André MIALANE (1822 - 1890)

     Jean, Pierre Mialane, maçon, est né en 1789 à Trémoulous, hameau de Lozère, commune d’Arcomie, au nord-ouest de Saint-Chély-d’Apcher. En 1819, il épouse Rose, Marie Pomier, fille d’un jardinier de Lodève.
     Leur fils, Jean, André, Fulcrand, né le 3 décembre 1821 à Lodève, n’a que 3 ans au décès de son père, en novembre 1824. Sa mère se remarie en 1825 avec Joseph Millier, maçon originaire de Royan.
On ne connaît rien de l’enfance du jeune André. Toutefois, quelques courriers, des textes en alexandrins et l’usage du latin dans certains écrits… laissent penser qu’il suivit des études classiques.
     Le 22 avril 1850, André Mialane épouse à Lunas Véronique, Élisabeth Nouguier, née en 1825 à Joncels.
     C’est la fille d’un chirurgien établi à Lunas, Michel, Grégoire, François Nouguier (originaire de Joncels) et d’une Lodévoise (veuve en premières noces d’un géomètre, Jean-Baptiste Benoit). Le couple habite à la Grand’Route chez les beaux-parents.

     André Mialane, entrepreneur de travaux publics, se consacre essentiellement à l’aménagement et la réalisation de routes. C’est ainsi qu’en septembre 1861, il obtient l’adjudication du marché pour la création des 11 187 mètres de la Route Impériale numéro 9 entre Pégairolles et le Caylar.

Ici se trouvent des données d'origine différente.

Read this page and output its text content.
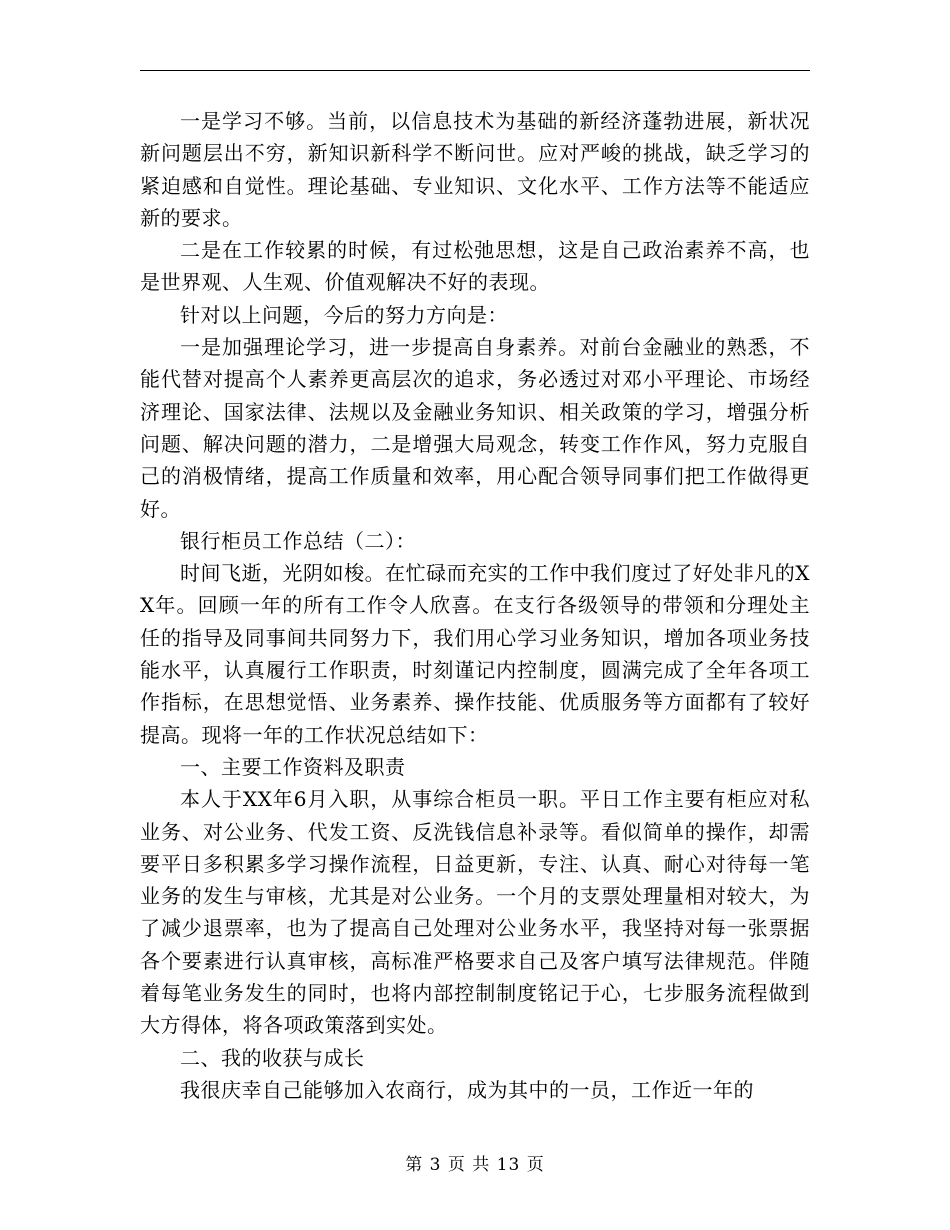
一是学习不够。当前，以信息技术为基础的新经济蓬勃进展，新状况新问题层出不穷，新知识新科学不断问世。应对严峻的挑战，缺乏学习的紧迫感和自觉性。理论基础、专业知识、文化水平、工作方法等不能适应新的要求。

二是在工作较累的时候，有过松弛思想，这是自己政治素养不高，也是世界观、人生观、价值观解决不好的表现。

针对以上问题，今后的努力方向是：

一是加强理论学习，进一步提高自身素养。对前台金融业的熟悉，不能代替对提高个人素养更高层次的追求，务必透过对邓小平理论、市场经济理论、国家法律、法规以及金融业务知识、相关政策的学习，增强分析问题、解决问题的潜力，二是增强大局观念，转变工作作风，努力克服自己的消极情绪，提高工作质量和效率，用心配合领导同事们把工作做得更好。

银行柜员工作总结（二）：

时间飞逝，光阴如梭。在忙碌而充实的工作中我们度过了好处非凡的XX年。回顾一年的所有工作令人欣喜。在支行各级领导的带领和分理处主任的指导及同事间共同努力下，我们用心学习业务知识，增加各项业务技能水平，认真履行工作职责，时刻谨记内控制度，圆满完成了全年各项工作指标，在思想觉悟、业务素养、操作技能、优质服务等方面都有了较好提高。现将一年的工作状况总结如下：

一、主要工作资料及职责

本人于XX年6月入职，从事综合柜员一职。平日工作主要有柜应对私业务、对公业务、代发工资、反洗钱信息补录等。看似简单的操作，却需要平日多积累多学习操作流程，日益更新，专注、认真、耐心对待每一笔业务的发生与审核，尤其是对公业务。一个月的支票处理量相对较大，为了减少退票率，也为了提高自己处理对公业务水平，我坚持对每一张票据各个要素进行认真审核，高标准严格要求自己及客户填写法律规范。伴随着每笔业务发生的同时，也将内部控制制度铭记于心，七步服务流程做到大方得体，将各项政策落到实处。

二、我的收获与成长

我很庆幸自己能够加入农商行，成为其中的一员，工作近一年的

第 3 页 共 13 页
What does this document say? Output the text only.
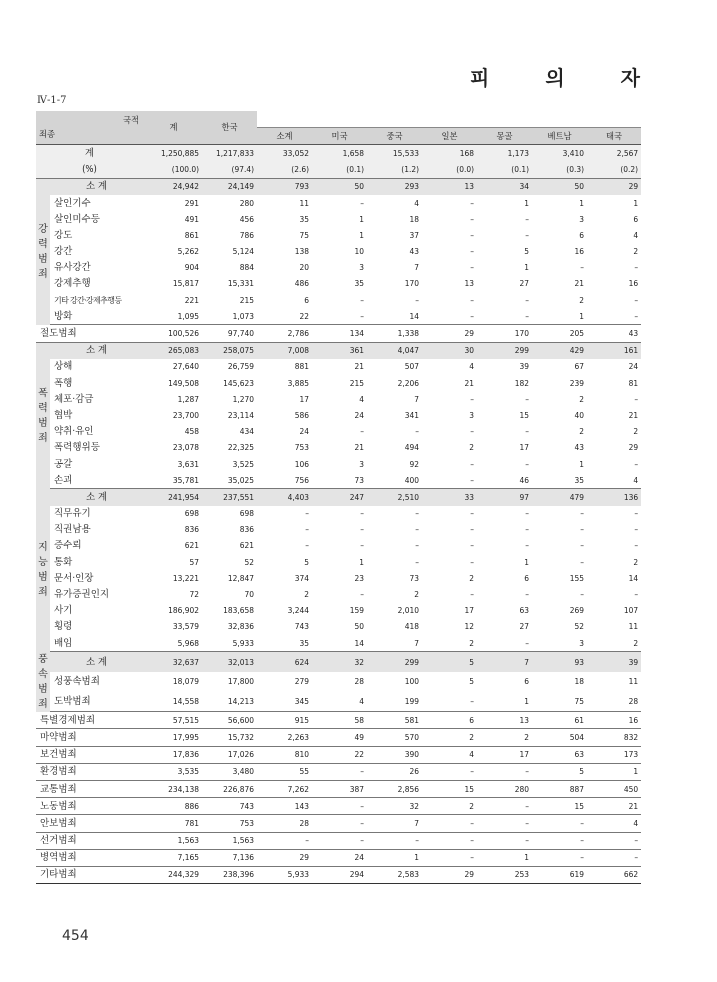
피	의	자
Ⅳ-1-7
국적
죄종		계	한국							
				소계	미국	중국	일본	몽골	베트남	태국
계		1,250,885	1,217,833	33,052	1,658	15,533	168	1,173	3,410	2,567
(%)		(100.0)	(97.4)	(2.6)	(0.1)	(1.2)	(0.0)	(0.1)	(0.3)	(0.2)

강력범죄	소 계	24,942	24,149	793	50	293	13	34	50	29
	살인기수	291	280	11	–	4	–	1	1	1
	살인미수등	491	456	35	1	18	–	–	3	6
	강도	861	786	75	1	37	–	–	6	4
	강간	5,262	5,124	138	10	43	–	5	16	2
	유사강간	904	884	20	3	7	–	1	–	–
	강제추행	15,817	15,331	486	35	170	13	27	21	16
	기타 강간·강제추행등	221	215	6	–	–	–	–	2	–
	방화	1,095	1,073	22	–	14	–	–	1	–
절도범죄		100,526	97,740	2,786	134	1,338	29	170	205	43

폭력범죄	소 계	265,083	258,075	7,008	361	4,047	30	299	429	161
	상해	27,640	26,759	881	21	507	4	39	67	24
	폭행	149,508	145,623	3,885	215	2,206	21	182	239	81
	체포·감금	1,287	1,270	17	4	7	–	–	2	–
	협박	23,700	23,114	586	24	341	3	15	40	21
	약취·유인	458	434	24	–	–	–	–	2	2
	폭력행위등	23,078	22,325	753	21	494	2	17	43	29
	공갈	3,631	3,525	106	3	92	–	–	1	–
	손괴	35,781	35,025	756	73	400	–	46	35	4

지능범죄	소 계	241,954	237,551	4,403	247	2,510	33	97	479	136
	직무유기	698	698	–	–	–	–	–	–	–
	직권남용	836	836	–	–	–	–	–	–	–
	증수뢰	621	621	–	–	–	–	–	–	–
	통화	57	52	5	1	–	–	1	–	2
	문서·인장	13,221	12,847	374	23	73	2	6	155	14
	유가증권인지	72	70	2	–	2	–	–	–	–
	사기	186,902	183,658	3,244	159	2,010	17	63	269	107
	횡령	33,579	32,836	743	50	418	12	27	52	11
	배임	5,968	5,933	35	14	7	2	–	3	2

풍속범죄	소 계	32,637	32,013	624	32	299	5	7	93	39
	성풍속범죄	18,079	17,800	279	28	100	5	6	18	11
	도박범죄	14,558	14,213	345	4	199	–	1	75	28
특별경제범죄		57,515	56,600	915	58	581	6	13	61	16
마약범죄		17,995	15,732	2,263	49	570	2	2	504	832
보건범죄		17,836	17,026	810	22	390	4	17	63	173
환경범죄		3,535	3,480	55	–	26	–	–	5	1
교통범죄		234,138	226,876	7,262	387	2,856	15	280	887	450
노동범죄		886	743	143	–	32	2	–	15	21
안보범죄		781	753	28	–	7	–	–	–	4
선거범죄		1,563	1,563	–	–	–	–	–	–	–
병역범죄		7,165	7,136	29	24	1	–	1	–	–
기타범죄		244,329	238,396	5,933	294	2,583	29	253	619	662
454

Cette portion, particulièrement délicate, comprend le franchissement des contreforts du Larzac, là où n’existe alors qu’un chemin muletier entre les murailles de calcaire : le Pas de l’Escalette.

     Le chantier concentrant toute l’activité de l’entreprise, le couple Mialane s’installe à Pégairolles où naîtront deux de leurs enfants. Au fur et à mesure de l’avancement des travaux, les fonds initialement prévus se révèlent nettement insuffisants face au coût réel.

     Dans les archives du conseil général de 1864, on lit : L’entrepreneur des travaux de rectification de la partie de cette même route, comprise entre le Caylar et Pégairolles, qui s’est mis en avance pour une somme très considérable par suite de l’insuffisance non prévue des crédits annuels, a demandé et obtenu la résiliation de son marché. Il achève cependant, avec ses propres ressources la partie qu’il avait commencée et qui s’étend de Pégairolles au Pas de Escalette. C’est dans cette section, sauf 150 mètres du passage du Pas, que se trouvent les travaux les plus importants et les plus difficiles.

     Les travaux seront presque totalement interrompus en 1865. Bizarrement, en 1866, de la même source, on apprend que le sieur Mialane… qui avait obtenu la résiliation de son marché, a consenti à reprendre cette entreprise et il y a été autorisé par une décision ministérielle du 5 février 1866. Les travaux marchent avec activité et M. l’ingénieur en chef espère pouvoir livrer la route entière à la circulation dès le printemps prochain… la dépense totale de cette grande entreprise ne dépassera pas les prévisions.

     Comment expliquer la reprise des travaux par Mialane, sans augmentation du coût prévisionnel ?

     La réponse est apportée dans le bulletin de la Société languedocienne de géographie, tome XXI, de 1898 : "C’est sur les flancs abrupts de ce massif que serpente la route de Lodève au Caylar ; on a dû lui frayer un passage au travers d’une puissante arête rocheuse et, pour y réussir, un entrepreneur, aussi hardi qu’intelligent, notre compatriote M. Mialane de Lunas, alla en Allemagne juger des effets d’un explosif inventé la veille, la dynamite, l’importa en France, et fit, à son très grand profit, la première application aux rochers de l’Escalette".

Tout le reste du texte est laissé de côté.